- Born: November 21, 2003 (age 22) Honolulu, Hawaii, U.S.

Gymnastics career
- Discipline: Trampoline gymnastics
- Country represented: United States
- Club: Merino Trampoline Gymnastics Academy
- Head coach: Nuno Merino
- Medal record
Women's trampoline gymnastics
Representing United States
World Championships
| Silver medal – second place | 2021 Baku | All-Around Team |
| Silver medal – second place | 2022 Sofia | Double Mini Team |
Pan American Championships
| Gold medal – first place | 2026 Medellin | Individual |
| Gold medal – first place | 2026 Medellin | Mixed Synchro |
| Silver medal – second place | 2026 Medellin | Team |

= Maia Amano =

American trampoline gymnast (born 2003)

Maia Amano (born November 21, 2003) is an American trampoline gymnast. She is a two-time World Championships silver medalist.

==Gymnastics career==
Amano represented the United States at the 2021 Trampoline Gymnastics World Championships and won a silver medal in the all-around team event. She again competed at the 2022 Trampoline Gymnastics World Championships and won a silver medal in the double mini team event.
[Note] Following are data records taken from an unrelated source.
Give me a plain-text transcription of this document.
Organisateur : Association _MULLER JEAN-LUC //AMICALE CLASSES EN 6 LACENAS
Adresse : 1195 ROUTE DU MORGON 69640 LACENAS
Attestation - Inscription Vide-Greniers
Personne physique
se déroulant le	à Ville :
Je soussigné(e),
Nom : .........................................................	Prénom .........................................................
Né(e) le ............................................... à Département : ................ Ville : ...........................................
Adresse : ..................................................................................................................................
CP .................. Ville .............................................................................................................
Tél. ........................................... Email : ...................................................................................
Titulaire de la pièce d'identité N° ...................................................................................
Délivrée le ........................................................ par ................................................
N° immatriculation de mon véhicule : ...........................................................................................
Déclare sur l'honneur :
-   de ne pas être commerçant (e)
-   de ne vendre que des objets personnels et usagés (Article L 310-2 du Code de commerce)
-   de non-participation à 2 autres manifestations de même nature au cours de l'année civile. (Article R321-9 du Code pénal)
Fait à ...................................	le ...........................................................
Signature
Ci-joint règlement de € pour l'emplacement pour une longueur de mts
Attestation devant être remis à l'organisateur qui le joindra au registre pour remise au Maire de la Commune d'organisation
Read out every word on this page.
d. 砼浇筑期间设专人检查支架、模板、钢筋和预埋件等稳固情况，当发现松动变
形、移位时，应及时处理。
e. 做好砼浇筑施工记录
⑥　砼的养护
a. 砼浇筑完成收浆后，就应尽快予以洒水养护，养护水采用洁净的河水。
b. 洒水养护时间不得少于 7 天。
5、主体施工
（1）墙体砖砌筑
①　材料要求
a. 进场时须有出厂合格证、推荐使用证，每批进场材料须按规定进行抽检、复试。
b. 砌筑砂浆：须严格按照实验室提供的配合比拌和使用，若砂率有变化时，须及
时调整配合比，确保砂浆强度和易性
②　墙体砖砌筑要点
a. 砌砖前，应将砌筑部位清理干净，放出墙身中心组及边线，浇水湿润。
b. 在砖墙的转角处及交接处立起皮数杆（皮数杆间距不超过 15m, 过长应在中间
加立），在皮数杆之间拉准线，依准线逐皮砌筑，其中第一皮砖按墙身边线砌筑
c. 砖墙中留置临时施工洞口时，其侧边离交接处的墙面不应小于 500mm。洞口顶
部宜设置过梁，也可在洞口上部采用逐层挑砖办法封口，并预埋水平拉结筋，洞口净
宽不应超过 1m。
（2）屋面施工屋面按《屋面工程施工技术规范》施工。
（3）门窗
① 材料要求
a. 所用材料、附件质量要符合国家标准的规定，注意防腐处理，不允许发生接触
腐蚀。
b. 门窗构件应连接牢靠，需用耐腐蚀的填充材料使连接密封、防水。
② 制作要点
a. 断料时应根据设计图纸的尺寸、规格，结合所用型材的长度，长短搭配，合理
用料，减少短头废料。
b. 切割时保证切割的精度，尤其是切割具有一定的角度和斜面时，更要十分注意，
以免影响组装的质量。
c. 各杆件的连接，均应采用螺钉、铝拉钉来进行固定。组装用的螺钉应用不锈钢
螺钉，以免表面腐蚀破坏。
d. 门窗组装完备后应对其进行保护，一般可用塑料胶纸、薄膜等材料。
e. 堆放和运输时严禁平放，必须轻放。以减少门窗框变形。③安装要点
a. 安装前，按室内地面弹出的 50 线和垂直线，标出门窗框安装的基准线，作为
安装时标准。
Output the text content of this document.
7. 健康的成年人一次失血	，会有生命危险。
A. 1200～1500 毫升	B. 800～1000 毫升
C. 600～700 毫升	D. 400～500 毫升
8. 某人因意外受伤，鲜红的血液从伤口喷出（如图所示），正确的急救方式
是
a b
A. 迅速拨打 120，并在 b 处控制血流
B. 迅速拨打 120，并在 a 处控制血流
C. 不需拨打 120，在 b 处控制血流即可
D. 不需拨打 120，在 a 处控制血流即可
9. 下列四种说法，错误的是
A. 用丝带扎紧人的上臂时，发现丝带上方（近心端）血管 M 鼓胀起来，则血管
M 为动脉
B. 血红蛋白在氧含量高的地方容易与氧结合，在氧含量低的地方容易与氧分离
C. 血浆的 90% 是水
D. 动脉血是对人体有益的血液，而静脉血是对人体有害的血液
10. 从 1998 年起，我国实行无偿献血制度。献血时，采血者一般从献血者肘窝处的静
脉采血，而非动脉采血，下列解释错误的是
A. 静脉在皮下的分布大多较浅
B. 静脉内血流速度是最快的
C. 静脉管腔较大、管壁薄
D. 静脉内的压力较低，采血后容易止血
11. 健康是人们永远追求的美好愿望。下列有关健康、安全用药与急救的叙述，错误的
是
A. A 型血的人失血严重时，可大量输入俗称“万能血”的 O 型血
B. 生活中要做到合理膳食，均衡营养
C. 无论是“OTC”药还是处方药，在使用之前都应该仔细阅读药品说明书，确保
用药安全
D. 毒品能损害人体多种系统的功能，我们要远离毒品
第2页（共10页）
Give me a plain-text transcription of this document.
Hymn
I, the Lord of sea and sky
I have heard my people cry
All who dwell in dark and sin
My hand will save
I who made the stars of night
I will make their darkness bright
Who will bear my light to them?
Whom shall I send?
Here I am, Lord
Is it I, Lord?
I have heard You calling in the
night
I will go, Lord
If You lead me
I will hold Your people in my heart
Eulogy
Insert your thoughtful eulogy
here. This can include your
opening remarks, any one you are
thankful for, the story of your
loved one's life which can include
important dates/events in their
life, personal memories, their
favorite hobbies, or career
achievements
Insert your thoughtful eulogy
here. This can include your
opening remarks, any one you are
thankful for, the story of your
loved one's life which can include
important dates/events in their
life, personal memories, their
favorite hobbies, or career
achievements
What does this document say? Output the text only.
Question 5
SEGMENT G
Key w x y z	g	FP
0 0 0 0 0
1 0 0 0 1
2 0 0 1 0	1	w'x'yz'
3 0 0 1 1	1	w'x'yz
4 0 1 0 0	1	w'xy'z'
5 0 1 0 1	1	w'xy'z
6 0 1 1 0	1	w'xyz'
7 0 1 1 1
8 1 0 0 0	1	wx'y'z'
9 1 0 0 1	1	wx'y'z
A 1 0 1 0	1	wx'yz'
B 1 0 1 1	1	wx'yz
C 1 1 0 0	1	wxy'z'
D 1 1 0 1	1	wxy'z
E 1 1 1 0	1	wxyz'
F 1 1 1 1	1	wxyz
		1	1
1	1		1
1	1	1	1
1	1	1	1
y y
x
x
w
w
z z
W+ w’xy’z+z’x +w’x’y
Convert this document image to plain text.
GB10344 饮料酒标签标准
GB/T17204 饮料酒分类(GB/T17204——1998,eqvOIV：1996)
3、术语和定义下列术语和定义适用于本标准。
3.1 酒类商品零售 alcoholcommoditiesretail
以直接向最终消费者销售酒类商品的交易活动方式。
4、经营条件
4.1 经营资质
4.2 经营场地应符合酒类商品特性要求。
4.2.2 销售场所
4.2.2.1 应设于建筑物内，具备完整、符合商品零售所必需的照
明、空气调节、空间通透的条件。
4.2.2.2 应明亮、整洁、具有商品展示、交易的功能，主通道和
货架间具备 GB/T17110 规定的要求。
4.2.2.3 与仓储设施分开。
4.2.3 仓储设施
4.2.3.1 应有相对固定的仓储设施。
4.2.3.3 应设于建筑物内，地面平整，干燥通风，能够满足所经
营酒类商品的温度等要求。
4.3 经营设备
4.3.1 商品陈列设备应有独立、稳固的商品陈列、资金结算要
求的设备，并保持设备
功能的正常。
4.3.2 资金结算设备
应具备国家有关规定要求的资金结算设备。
In June 2025, she competed at the 2025 USA Gymnastics Championships and won a gold medal in the first mixed syncho event, along with Ruben Padilla. In May 2026, she was selected to represent the United States at the 2026 Pan American Trampoline and Tumbling Championships. She won gold medals in the individual trampoline event, and mixed synchronized event, along with Padilla. She also won a silver medal in the team event.